Die Gepäckumladung ist mittlerweile auch abgeschlossen und auch alle Reisenden sind im für sie richtigen Zugteil angelangt, weshalb der Schaffner nun etwas Zeit hat und noch schnell zum Restaurant in der ersten Etage des Bahnhofsgebäudes läuft und sich einen Kaffee holt. Zum Glück ist im Restaurant grade eher wenig los und so ist der Schaffner wieder unten auf dem Bahnsteig vor seinem Zug, bevor die beiden Zugteile vollständig getrennt sind. Lange dauert es allerdings nicht mehr und so pfeift der Schaffner schon mal in seine Pfeife und steigt in den hinteren Wagen des Intercity-Zugteils ein während sich nun die Rangierlokomotive am anderen Zugteil langsam rückwärts in Bewegung setzt und den hinteren Wagen von den anderen beiden entfernt und kurz darauf der Intercity sich mit voller Kraft vorraus auf den Weg Richtung Küchenhausen macht.

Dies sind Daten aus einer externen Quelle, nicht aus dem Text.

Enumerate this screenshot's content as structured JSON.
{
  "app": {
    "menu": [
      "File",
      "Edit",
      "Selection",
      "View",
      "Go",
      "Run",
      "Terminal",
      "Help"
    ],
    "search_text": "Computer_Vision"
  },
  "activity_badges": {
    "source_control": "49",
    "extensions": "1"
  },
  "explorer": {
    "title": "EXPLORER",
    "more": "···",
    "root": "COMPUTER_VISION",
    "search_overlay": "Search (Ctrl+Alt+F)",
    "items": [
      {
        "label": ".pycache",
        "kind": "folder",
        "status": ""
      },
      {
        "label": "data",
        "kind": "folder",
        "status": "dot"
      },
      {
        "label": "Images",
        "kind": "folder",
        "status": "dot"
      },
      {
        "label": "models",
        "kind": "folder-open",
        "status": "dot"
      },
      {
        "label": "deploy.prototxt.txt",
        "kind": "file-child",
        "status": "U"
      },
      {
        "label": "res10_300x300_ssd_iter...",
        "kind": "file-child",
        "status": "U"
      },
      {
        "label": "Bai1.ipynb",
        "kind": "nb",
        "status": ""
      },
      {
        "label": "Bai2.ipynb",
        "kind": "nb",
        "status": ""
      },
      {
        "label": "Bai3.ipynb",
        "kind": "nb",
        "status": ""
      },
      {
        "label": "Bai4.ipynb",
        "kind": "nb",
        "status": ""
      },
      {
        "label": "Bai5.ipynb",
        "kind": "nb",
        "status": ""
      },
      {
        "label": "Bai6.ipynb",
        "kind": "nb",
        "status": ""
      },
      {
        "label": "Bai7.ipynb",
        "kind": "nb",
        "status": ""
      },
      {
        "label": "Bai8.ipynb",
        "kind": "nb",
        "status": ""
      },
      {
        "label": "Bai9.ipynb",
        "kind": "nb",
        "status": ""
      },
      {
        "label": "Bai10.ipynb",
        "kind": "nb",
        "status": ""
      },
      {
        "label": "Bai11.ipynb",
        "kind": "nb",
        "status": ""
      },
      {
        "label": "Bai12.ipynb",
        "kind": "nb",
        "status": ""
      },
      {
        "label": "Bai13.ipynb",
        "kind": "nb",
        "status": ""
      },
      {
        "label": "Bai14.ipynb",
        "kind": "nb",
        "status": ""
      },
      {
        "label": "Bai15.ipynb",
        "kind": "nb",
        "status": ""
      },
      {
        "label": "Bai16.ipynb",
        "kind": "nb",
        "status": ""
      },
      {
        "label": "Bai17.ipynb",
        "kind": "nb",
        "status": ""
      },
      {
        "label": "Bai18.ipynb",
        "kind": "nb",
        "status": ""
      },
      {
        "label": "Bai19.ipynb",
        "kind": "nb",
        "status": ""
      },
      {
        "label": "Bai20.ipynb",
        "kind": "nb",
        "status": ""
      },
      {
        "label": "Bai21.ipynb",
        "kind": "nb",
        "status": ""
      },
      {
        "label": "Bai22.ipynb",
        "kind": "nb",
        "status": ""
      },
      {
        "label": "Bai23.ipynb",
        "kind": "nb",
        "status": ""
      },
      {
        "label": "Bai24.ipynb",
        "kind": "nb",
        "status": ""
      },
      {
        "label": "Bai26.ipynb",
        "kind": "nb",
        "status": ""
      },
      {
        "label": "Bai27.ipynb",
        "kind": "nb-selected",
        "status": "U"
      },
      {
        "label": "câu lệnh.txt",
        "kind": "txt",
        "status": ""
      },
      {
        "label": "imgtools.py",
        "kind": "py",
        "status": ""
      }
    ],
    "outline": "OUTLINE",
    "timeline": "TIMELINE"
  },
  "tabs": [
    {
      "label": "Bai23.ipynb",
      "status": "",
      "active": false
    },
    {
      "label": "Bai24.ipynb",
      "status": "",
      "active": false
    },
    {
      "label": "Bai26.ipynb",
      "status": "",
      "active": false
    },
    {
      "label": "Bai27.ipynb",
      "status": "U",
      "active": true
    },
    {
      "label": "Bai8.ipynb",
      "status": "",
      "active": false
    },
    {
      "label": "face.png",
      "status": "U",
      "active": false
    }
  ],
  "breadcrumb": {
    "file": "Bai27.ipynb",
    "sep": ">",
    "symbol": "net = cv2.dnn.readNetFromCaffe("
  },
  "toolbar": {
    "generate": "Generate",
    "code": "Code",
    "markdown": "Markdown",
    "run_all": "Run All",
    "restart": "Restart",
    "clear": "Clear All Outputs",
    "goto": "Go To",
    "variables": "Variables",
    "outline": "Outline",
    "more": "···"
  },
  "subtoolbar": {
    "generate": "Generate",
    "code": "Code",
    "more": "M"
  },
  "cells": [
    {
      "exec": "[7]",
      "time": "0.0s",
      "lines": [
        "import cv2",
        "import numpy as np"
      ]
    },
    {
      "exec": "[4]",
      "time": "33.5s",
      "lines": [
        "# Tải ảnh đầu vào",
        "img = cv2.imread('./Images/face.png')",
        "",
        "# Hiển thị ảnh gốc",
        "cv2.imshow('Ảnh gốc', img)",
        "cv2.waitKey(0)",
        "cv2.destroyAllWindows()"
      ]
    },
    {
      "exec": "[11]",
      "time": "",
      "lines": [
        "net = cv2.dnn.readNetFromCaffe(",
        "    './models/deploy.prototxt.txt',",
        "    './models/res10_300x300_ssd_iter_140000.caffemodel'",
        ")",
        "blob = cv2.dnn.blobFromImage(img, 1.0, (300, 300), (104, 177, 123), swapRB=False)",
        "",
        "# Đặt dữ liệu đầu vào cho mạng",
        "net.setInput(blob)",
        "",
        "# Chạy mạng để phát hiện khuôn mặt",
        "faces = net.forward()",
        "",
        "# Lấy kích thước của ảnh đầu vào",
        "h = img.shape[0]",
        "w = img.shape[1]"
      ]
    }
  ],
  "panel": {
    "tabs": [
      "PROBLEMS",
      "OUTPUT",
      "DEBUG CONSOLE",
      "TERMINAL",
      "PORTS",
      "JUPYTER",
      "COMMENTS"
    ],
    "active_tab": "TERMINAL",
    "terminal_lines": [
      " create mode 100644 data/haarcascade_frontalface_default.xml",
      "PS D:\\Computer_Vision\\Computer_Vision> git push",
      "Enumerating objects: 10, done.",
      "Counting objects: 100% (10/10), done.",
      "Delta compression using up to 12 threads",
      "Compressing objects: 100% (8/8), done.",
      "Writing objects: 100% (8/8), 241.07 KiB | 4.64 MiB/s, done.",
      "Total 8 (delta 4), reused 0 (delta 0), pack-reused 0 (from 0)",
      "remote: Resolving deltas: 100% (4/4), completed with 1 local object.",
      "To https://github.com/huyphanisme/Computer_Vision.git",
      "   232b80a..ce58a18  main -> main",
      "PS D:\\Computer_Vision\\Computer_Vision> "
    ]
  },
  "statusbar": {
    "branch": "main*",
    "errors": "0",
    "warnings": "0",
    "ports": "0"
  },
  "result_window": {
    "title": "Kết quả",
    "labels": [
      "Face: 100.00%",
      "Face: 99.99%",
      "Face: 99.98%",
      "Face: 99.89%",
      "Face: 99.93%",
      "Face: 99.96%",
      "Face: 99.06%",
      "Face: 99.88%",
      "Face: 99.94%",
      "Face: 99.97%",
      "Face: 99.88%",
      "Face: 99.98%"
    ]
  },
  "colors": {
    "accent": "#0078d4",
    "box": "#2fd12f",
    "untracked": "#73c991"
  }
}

„Guten Morgen, Kleiner!“ Huch? Was war denn das? Ich schrecke aus meinem Spiel auf und schaue nach oben. Scheint so, als wäre mittlerweile auch Giacomo aufgestanden.
„Moafn“, antworte ich, wobei mir auffällt, dass ich ja immer noch an meinem Schnulli nuckele. Den hatte ich ja vollkommen vergessen! „Fillft fu mifpielen?“, frage ich Giaco und gehe davon aus, dass er meine Schnullisprache schon irgendwie verstehen wird. „Wenn du mich so fragst … gerne!“, antwortet dieser und kniet sich neben mich auf den Teppich: „Aber nimm besser mal den Schnulli aus dem Mund, Mama steht auch gleich auf!“, fügt er an und nimmt mir den Schnulli aus dem Mund bevor ich irgendwas dagegen sagen kann. Er hat ja recht! Aber ich will nicht: „Eyyyyy!“, antworte ich ohne darüber nachzudenken: „Gib wieder her!“
„So schlimm?“, kichert Giaco während er in mein betrübt dreinblickendes Gesicht schaut. Nein, eigentlich natürlich nicht. Oder doch? „Weiß nicht. Ich fand meinen Schnulli früher schon immer cool. Ist echt ein schönes Gefühl, weißt du?“, antworte ich Giacomo während selbiger die Zugteilung weiterführt und die Rangierlokomotive mit dem dritten Wagen langsam rückwärts aus dem Bahnhof herausfährt. Nach ein paar Sekunden, in denen niemand etwas sagt weil der Große scheinbar grade überlegt was er sagen soll, fallen mir meine Überlegungen ein, die ich nach dem Aufstehen hatte: „Das weißt du, oder? Das ist doch dein Schnulli, oder?“, löchere ich ihn jetzt offensiv. Brudi, du bist entlarvt!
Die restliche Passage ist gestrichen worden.